There are no “holidays” in the federal corrections system. Nobody is doing anything special for the inmates to allow them to share in the joy of celebrating Independence Day.
RYAN: Two more years |
It’s just another day in the time they have to serve. For the people who work there, I’m not sure if they get overtime for having to be on duty this day.
SO ANYBODY WHO thinks George Ryan is celebrating on Monday, I’d say the thought is highly unlikely.
Although Ryan has been back in the news in recent days, both because everybody is eager to compare the plight of former Gov. Rod Blagojevich to his own. And also because Ryan (a.k.a., 16627-424) is now a widower.
One-time Illinois first lady Lura Lynn Ryan passed away June 27 (the same day Blagojevich was found guilty) following extended illness, and an even lengthier time period trying to twist the arms of anyone she could think of who might be inclined to grant some sort of sympathy toward her husband.
Either overturn his conviction, or somehow commute his prison sentence to the nearly four full years that he already has served (which by Chicago political corruption standards is fairly lengthy).
IN SHORT, RYAN the ex-governor lost his most outspoken advocate – along with his life-long partner.
Now from my perspective, I was pleased to learn last week that Bureau of Prisons officials allowed the warden of the work camp that is part of the Terre Haute Correctional Center in Indiana to be reasonable when it came to permitting furloughs so that inmate Ryan could help comfort his wife.
Officials didn’t use the distance between his Indiana prison and his Kankakee hometown (where Lura Lynn was hospitalized) as an excuse to justify a hard-line approach to keeping them apart.
Fortunately for him, Ryan was able to be at his wife’s side when she passed away, just a few hours after Blagojevich learned he likely will be “going away” somewhere for an even lengthier amount of time than Ryan’s 6 ½-year sentence.
ALTHOUGH HE WAS not permitted to remain in Kankakee once she died. So George was not able to attend the funeral services held for his wife. He got to grieve while tending to his usual prison routine – which includes a job in the prison wood shop.
Now anyone who has read my copy before realizes I feel a certain level of respect for the former governor, in part because I recognize the accomplishments of his time in elective office.

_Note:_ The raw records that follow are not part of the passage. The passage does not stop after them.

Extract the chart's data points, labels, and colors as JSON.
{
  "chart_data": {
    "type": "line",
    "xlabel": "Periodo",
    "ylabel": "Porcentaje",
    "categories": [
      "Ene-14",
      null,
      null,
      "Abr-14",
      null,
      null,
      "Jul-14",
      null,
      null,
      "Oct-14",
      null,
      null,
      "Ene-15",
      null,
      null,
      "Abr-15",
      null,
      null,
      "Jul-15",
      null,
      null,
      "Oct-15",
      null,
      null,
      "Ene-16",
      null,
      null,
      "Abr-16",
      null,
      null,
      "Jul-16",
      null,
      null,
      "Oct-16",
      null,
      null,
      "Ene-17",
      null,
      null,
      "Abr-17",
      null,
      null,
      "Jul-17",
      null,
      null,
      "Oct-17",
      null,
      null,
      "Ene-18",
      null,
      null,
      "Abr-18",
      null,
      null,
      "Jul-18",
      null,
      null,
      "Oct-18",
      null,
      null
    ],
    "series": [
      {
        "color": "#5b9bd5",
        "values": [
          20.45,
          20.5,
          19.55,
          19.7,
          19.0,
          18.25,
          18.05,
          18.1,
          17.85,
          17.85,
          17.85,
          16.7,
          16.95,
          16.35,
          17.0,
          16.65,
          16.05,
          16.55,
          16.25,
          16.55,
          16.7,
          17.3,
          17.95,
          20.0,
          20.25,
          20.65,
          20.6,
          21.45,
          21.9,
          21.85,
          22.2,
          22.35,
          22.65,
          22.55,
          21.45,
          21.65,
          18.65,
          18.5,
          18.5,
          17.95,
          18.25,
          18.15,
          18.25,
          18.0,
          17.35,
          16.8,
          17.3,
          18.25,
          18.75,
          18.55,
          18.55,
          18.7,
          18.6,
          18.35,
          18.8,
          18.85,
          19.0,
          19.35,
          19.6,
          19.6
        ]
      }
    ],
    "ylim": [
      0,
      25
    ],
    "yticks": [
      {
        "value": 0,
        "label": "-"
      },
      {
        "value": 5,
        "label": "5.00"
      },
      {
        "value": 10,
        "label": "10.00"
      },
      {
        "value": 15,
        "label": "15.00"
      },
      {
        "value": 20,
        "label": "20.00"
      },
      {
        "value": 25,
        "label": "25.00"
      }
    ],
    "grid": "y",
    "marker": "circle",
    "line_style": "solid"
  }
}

They’re far more substantial than the gridlock that the Legislature became entangled in with Blagojevich.
A part of me still believes, and likely always will believe, that the most hard-core element against Ryan are the people who object to the accomplishments of his gubernatorial term on ideological grounds, and are all too eager to see him taken down for whatever reason they can justify.

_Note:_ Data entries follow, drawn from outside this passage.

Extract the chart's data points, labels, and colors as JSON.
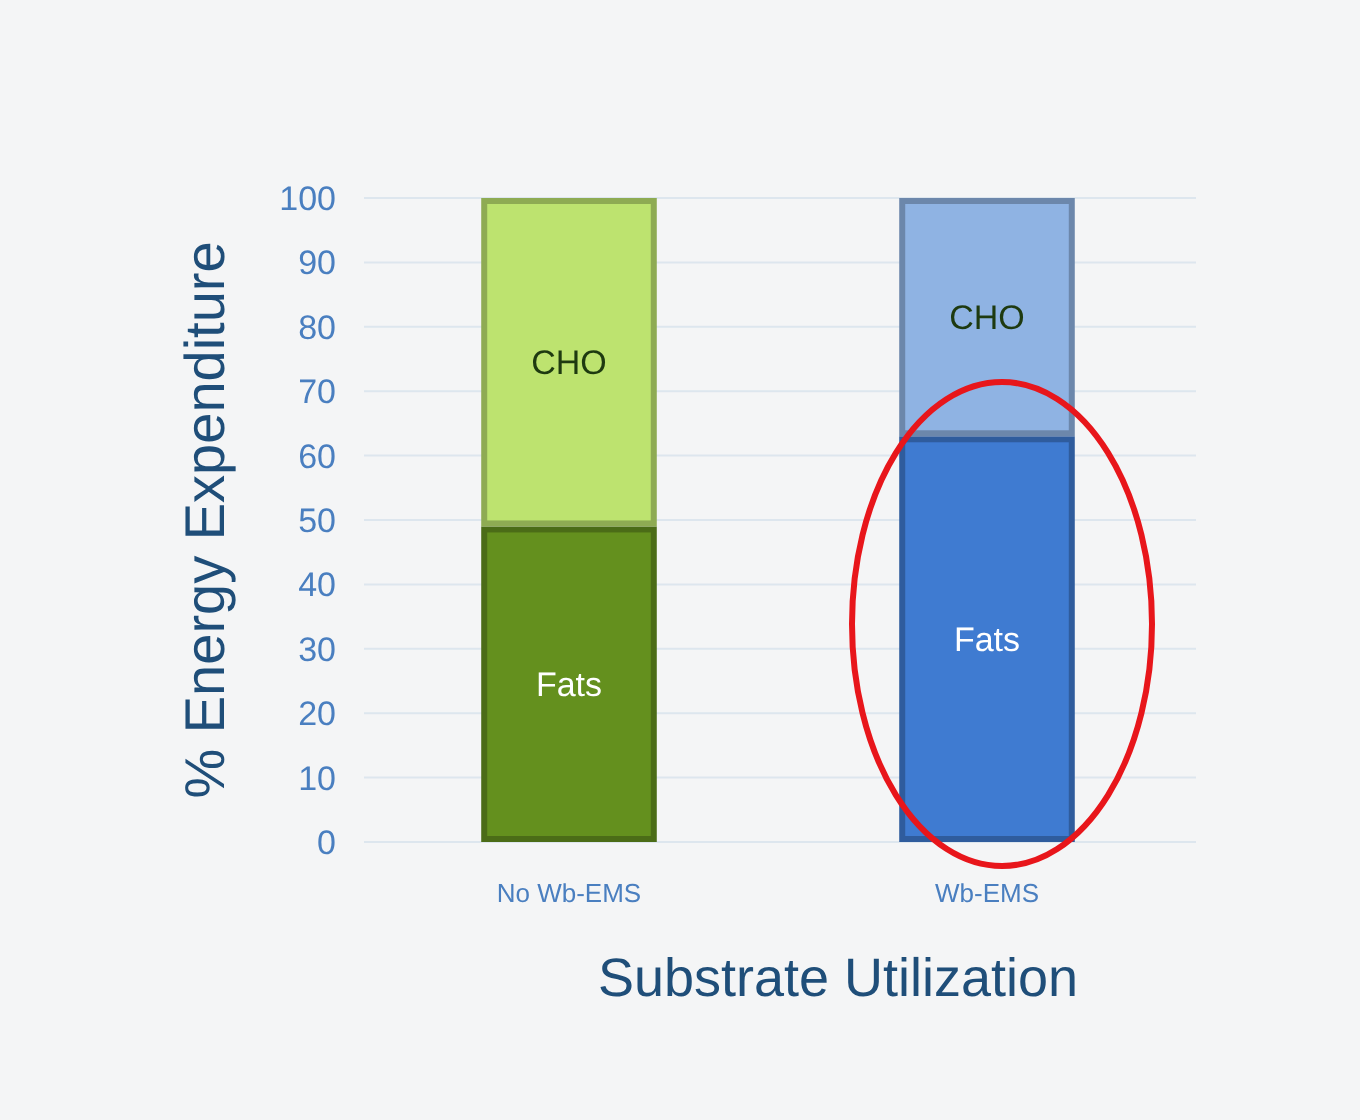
{
  "chart_data": {
    "type": "bar",
    "stacked": true,
    "xlabel": "Substrate Utilization",
    "ylabel": "% Energy Expenditure",
    "categories": [
      "No Wb-EMS",
      "Wb-EMS"
    ],
    "ylim": [
      0,
      100
    ],
    "yticks": [
      0,
      10,
      20,
      30,
      40,
      50,
      60,
      70,
      80,
      90,
      100
    ],
    "grid": "y",
    "series": [
      {
        "name": "Fats",
        "colors": [
          "#64901e",
          "#3f7bd1"
        ],
        "values": [
          49,
          63
        ]
      },
      {
        "name": "CHO",
        "colors": [
          "#bde36f",
          "#8fb3e3"
        ],
        "values": [
          51,
          37
        ]
      }
    ]
  }
}
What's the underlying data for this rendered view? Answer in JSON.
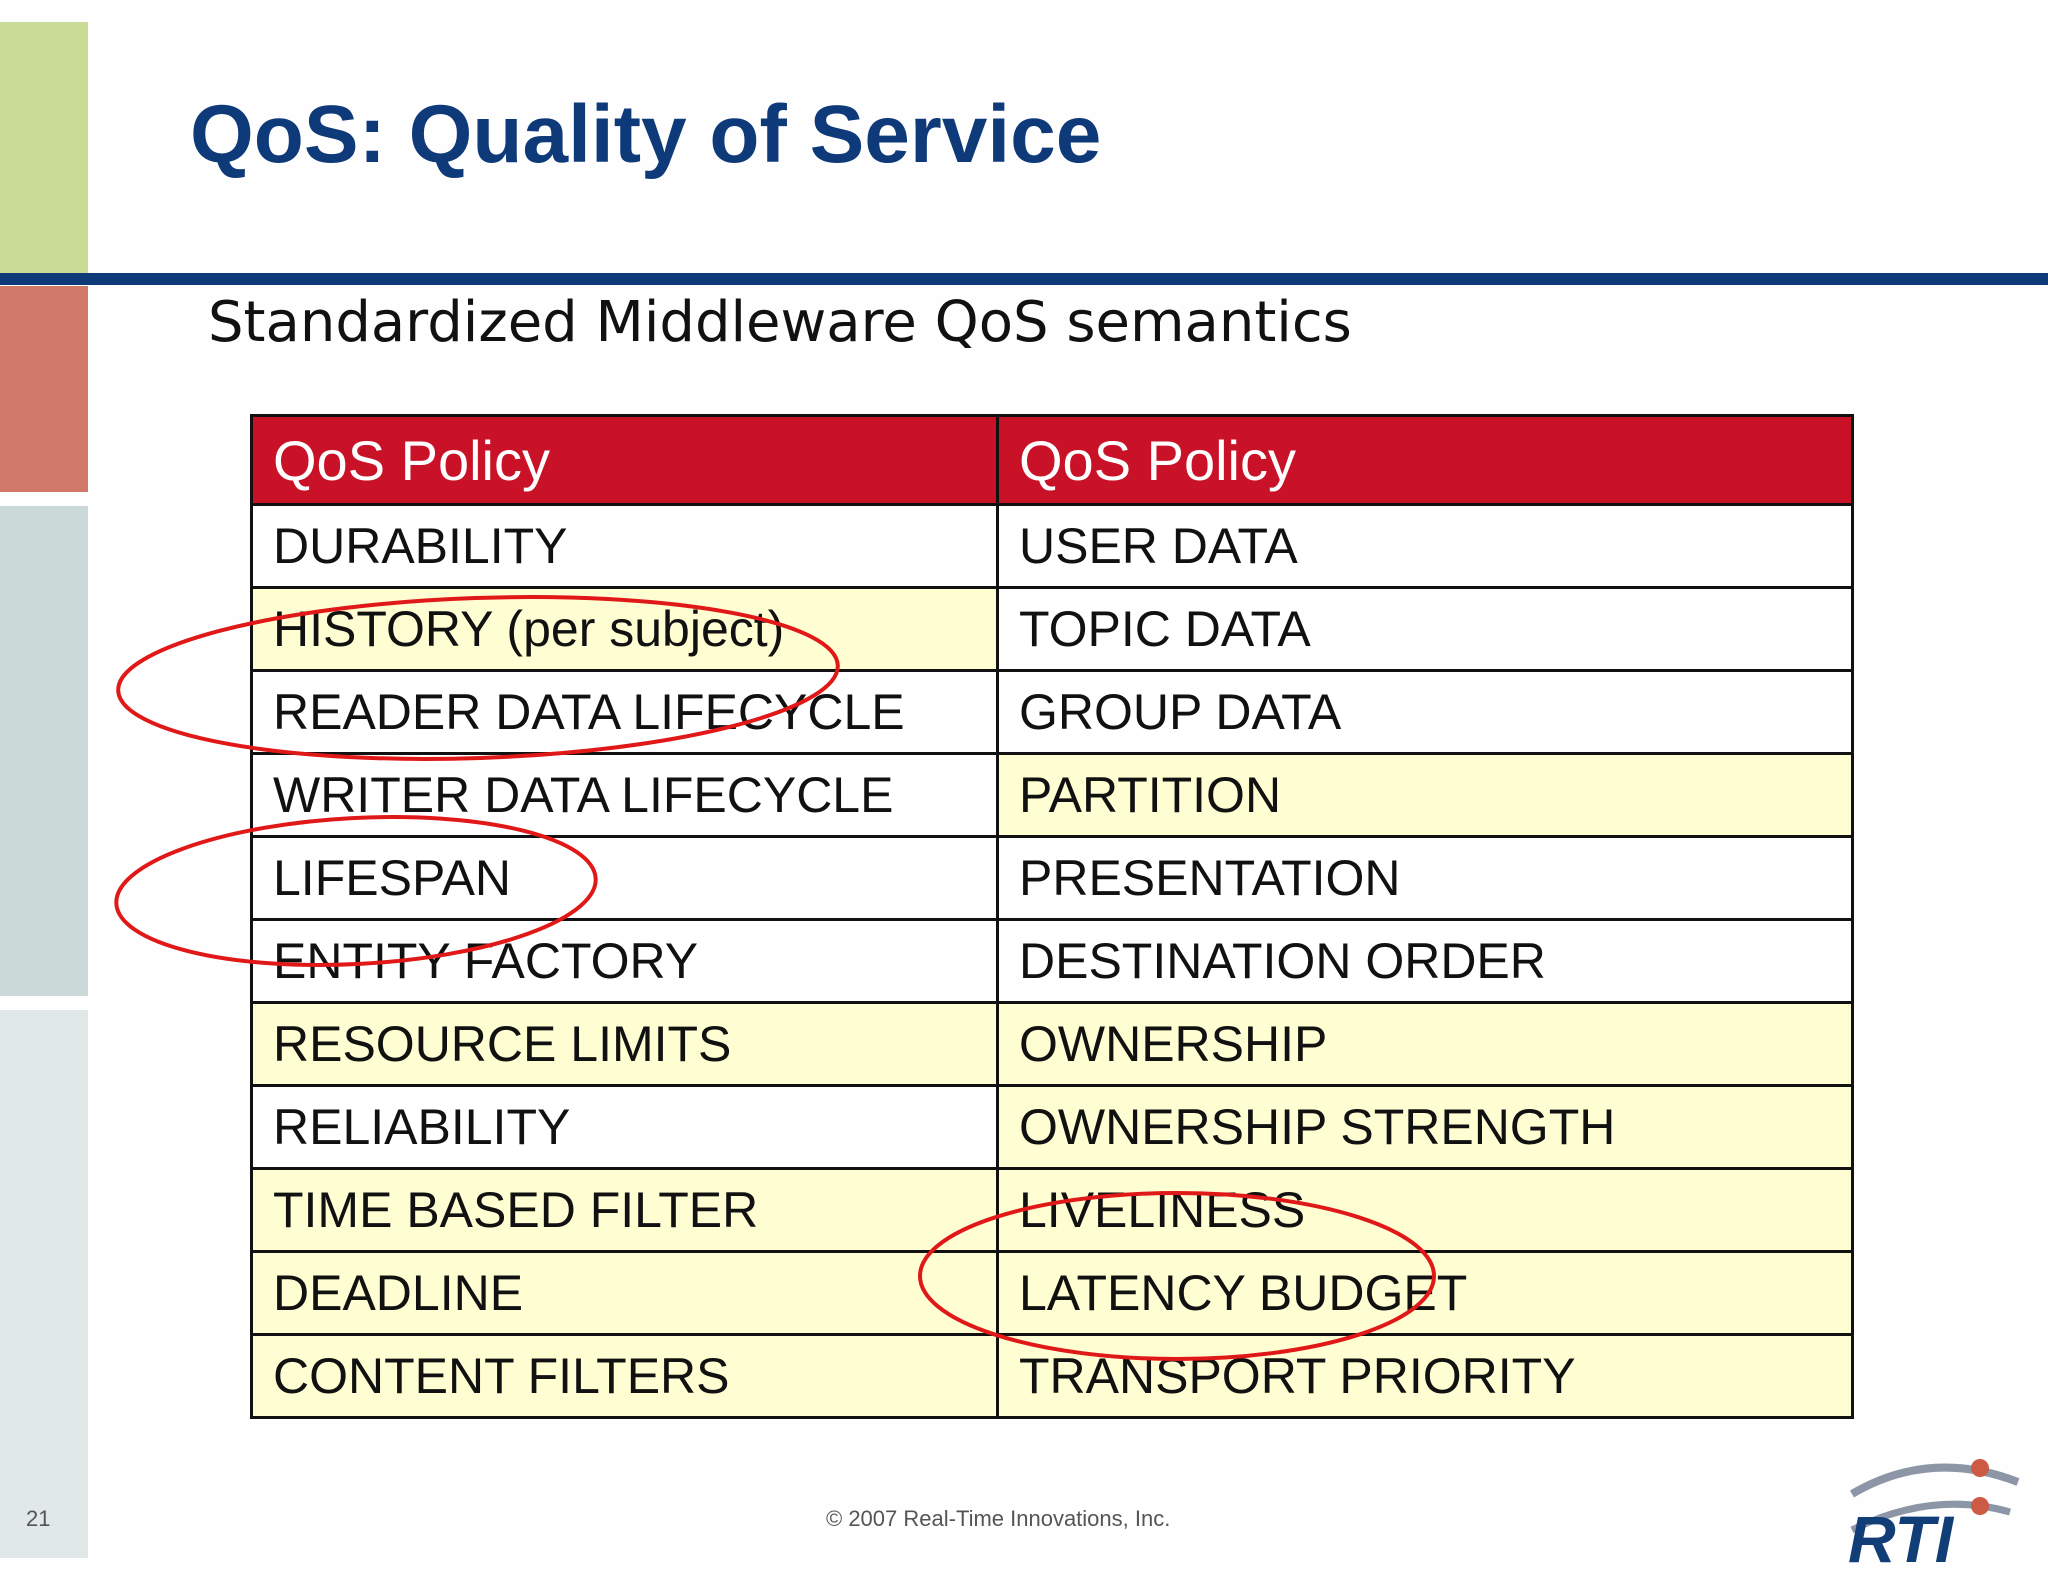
{
  "slide": {
    "title": "QoS:  Quality of Service",
    "subtitle": "Standardized Middleware QoS semantics",
    "page_number": "21",
    "copyright": "© 2007 Real-Time Innovations, Inc.",
    "logo_text": "RTI",
    "colors": {
      "title": "#0f3a7a",
      "header_bg": "#c91127",
      "highlight_row": "#fffdd2",
      "circle": "#e01818"
    }
  },
  "table": {
    "headers": [
      "QoS Policy",
      "QoS Policy"
    ],
    "rows": [
      {
        "left": "DURABILITY",
        "right": "USER DATA",
        "left_hl": false,
        "right_hl": false
      },
      {
        "left": "HISTORY (per subject)",
        "right": "TOPIC DATA",
        "left_hl": true,
        "right_hl": false
      },
      {
        "left": "READER DATA LIFECYCLE",
        "right": "GROUP DATA",
        "left_hl": false,
        "right_hl": false
      },
      {
        "left": "WRITER DATA LIFECYCLE",
        "right": "PARTITION",
        "left_hl": false,
        "right_hl": true
      },
      {
        "left": "LIFESPAN",
        "right": "PRESENTATION",
        "left_hl": false,
        "right_hl": false
      },
      {
        "left": "ENTITY FACTORY",
        "right": "DESTINATION ORDER",
        "left_hl": false,
        "right_hl": false
      },
      {
        "left": "RESOURCE LIMITS",
        "right": "OWNERSHIP",
        "left_hl": true,
        "right_hl": true
      },
      {
        "left": "RELIABILITY",
        "right": "OWNERSHIP STRENGTH",
        "left_hl": false,
        "right_hl": true
      },
      {
        "left": "TIME BASED FILTER",
        "right": "LIVELINESS",
        "left_hl": true,
        "right_hl": true
      },
      {
        "left": "DEADLINE",
        "right": "LATENCY BUDGET",
        "left_hl": true,
        "right_hl": true
      },
      {
        "left": "CONTENT FILTERS",
        "right": "TRANSPORT PRIORITY",
        "left_hl": true,
        "right_hl": true
      }
    ]
  }
}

Which just strikes me as being mean-spirited and petty.
THEY MAY BE just as petty and small-minded as Blagojevich himself, who truly seemed to let his ego run amok and put himself first over the public good when dealing with other government officials.
So those people who are now complaining that federal authorities allowed for Ryan to be on hand with Lura Lynn both last week and on three other occasions during the past year (at points when her health took a turn for the worst) are really indicting their own sense of decency, rather than saying anything bad about Ryan.

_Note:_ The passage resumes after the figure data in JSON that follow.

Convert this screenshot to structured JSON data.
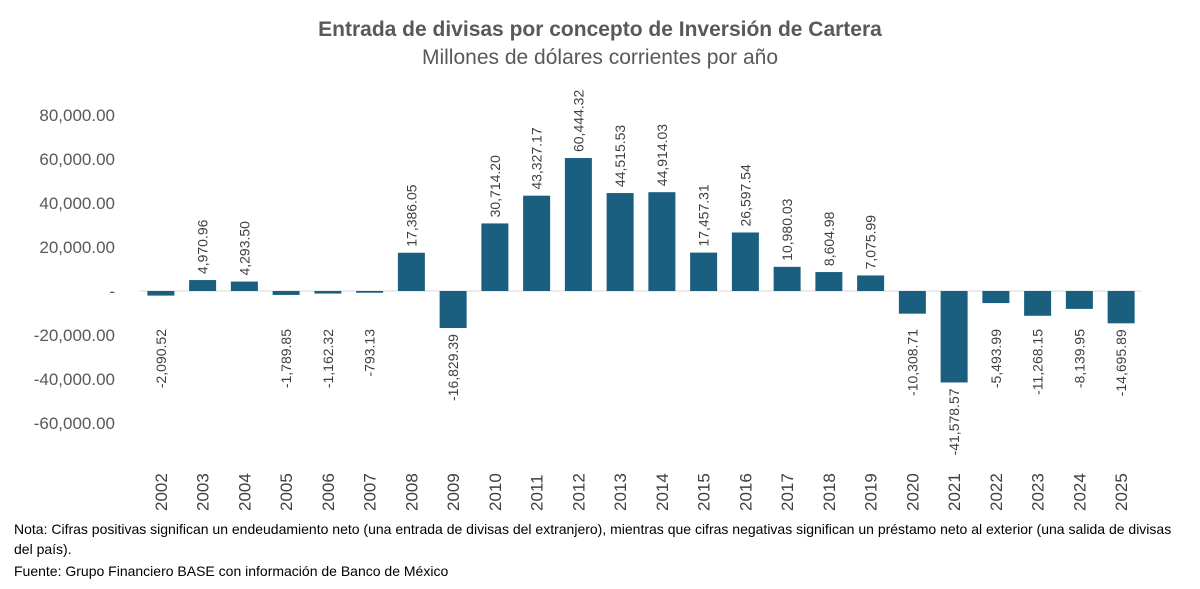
{
  "chart_data": {
    "type": "bar",
    "title": "Entrada de divisas por concepto de Inversión de Cartera",
    "subtitle": "Millones de dólares corrientes por año",
    "xlabel": "",
    "ylabel": "",
    "ylim": [
      -60000,
      80000
    ],
    "yticks": [
      80000,
      60000,
      40000,
      20000,
      0,
      -20000,
      -40000,
      -60000
    ],
    "ytick_labels": [
      "80,000.00",
      "60,000.00",
      "40,000.00",
      "20,000.00",
      "-",
      "-20,000.00",
      "-40,000.00",
      "-60,000.00"
    ],
    "grid": false,
    "bar_color": "#1a5e80",
    "categories": [
      "2002",
      "2003",
      "2004",
      "2005",
      "2006",
      "2007",
      "2008",
      "2009",
      "2010",
      "2011",
      "2012",
      "2013",
      "2014",
      "2015",
      "2016",
      "2017",
      "2018",
      "2019",
      "2020",
      "2021",
      "2022",
      "2023",
      "2024",
      "2025"
    ],
    "values": [
      -2090.52,
      4970.96,
      4293.5,
      -1789.85,
      -1162.32,
      -793.13,
      17386.05,
      -16829.39,
      30714.2,
      43327.17,
      60444.32,
      44515.53,
      44914.03,
      17457.31,
      26597.54,
      10980.03,
      8604.98,
      7075.99,
      -10308.71,
      -41578.57,
      -5493.99,
      -11268.15,
      -8139.95,
      -14695.89
    ],
    "data_labels": [
      "-2,090.52",
      "4,970.96",
      "4,293.50",
      "-1,789.85",
      "-1,162.32",
      "-793.13",
      "17,386.05",
      "-16,829.39",
      "30,714.20",
      "43,327.17",
      "60,444.32",
      "44,515.53",
      "44,914.03",
      "17,457.31",
      "26,597.54",
      "10,980.03",
      "8,604.98",
      "7,075.99",
      "-10,308.71",
      "-41,578.57",
      "-5,493.99",
      "-11,268.15",
      "-8,139.95",
      "-14,695.89"
    ]
  },
  "notes": {
    "nota": "Nota: Cifras positivas significan un endeudamiento neto (una entrada de divisas del extranjero), mientras que cifras negativas significan un préstamo neto al exterior (una salida de divisas del país).",
    "fuente": "Fuente: Grupo Financiero BASE con información de Banco de México"
  }
}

If anything, the fact that Bureau of Prisons officials were capable of transporting Ryan to Kankakee on so many occasions may well be the evidence that he is NOT a security risk, and that he doesn’t pose any threat to society at this point.
The man is 77 years old, and isn’t exactly in the best of health himself.
WHICH ACTUALLY IS the undecided factor in terms of how Ryan’s situation turns out.
It seems that President Barack Obama isn’t inclined to do anything that would let him out any earlier than Independence Day 2013 – the date that currently is scheduled by the Bureau of Prisons for Ryan’s release. Some might argue that the president would be more likely to approve some serious form of immigration reform than do anything favorable to Ryan – because both acts would equally tick off the ideologues.
Will Ryan survive for two more years to make it to his release date? Will we have the ideologues all worked up in a rabid lather 731 days from now, complaining that somehow Ryan didn’t suffer enough?
Anything is possible when it comes to this crowd. They just seem determined to complain anytime George Ryan’s name is brought up.
WHICH IS WHY I wonder if the likely outcome for Ryan is that he gets a pardon someday in the distance. I’m talking about something that comes AFTER he serves his sentence.
It would allow his family some sense of respect. It also is not out of the question. It is what ultimately happened to one-time House Ways and Means Chairman Dan Rostenkowski – who got to finish out his life as a political elder statesman, rather than an ex-con.
Somehow, I think it might be fitting, even though I’m sure Ryan at this moment is just trying to get through his “time” day by day, and is trying to figure out how to do it without his wife at his side.
For that latter point (and I don’t care how much you despise the man), we all ought to be offering him our condolences.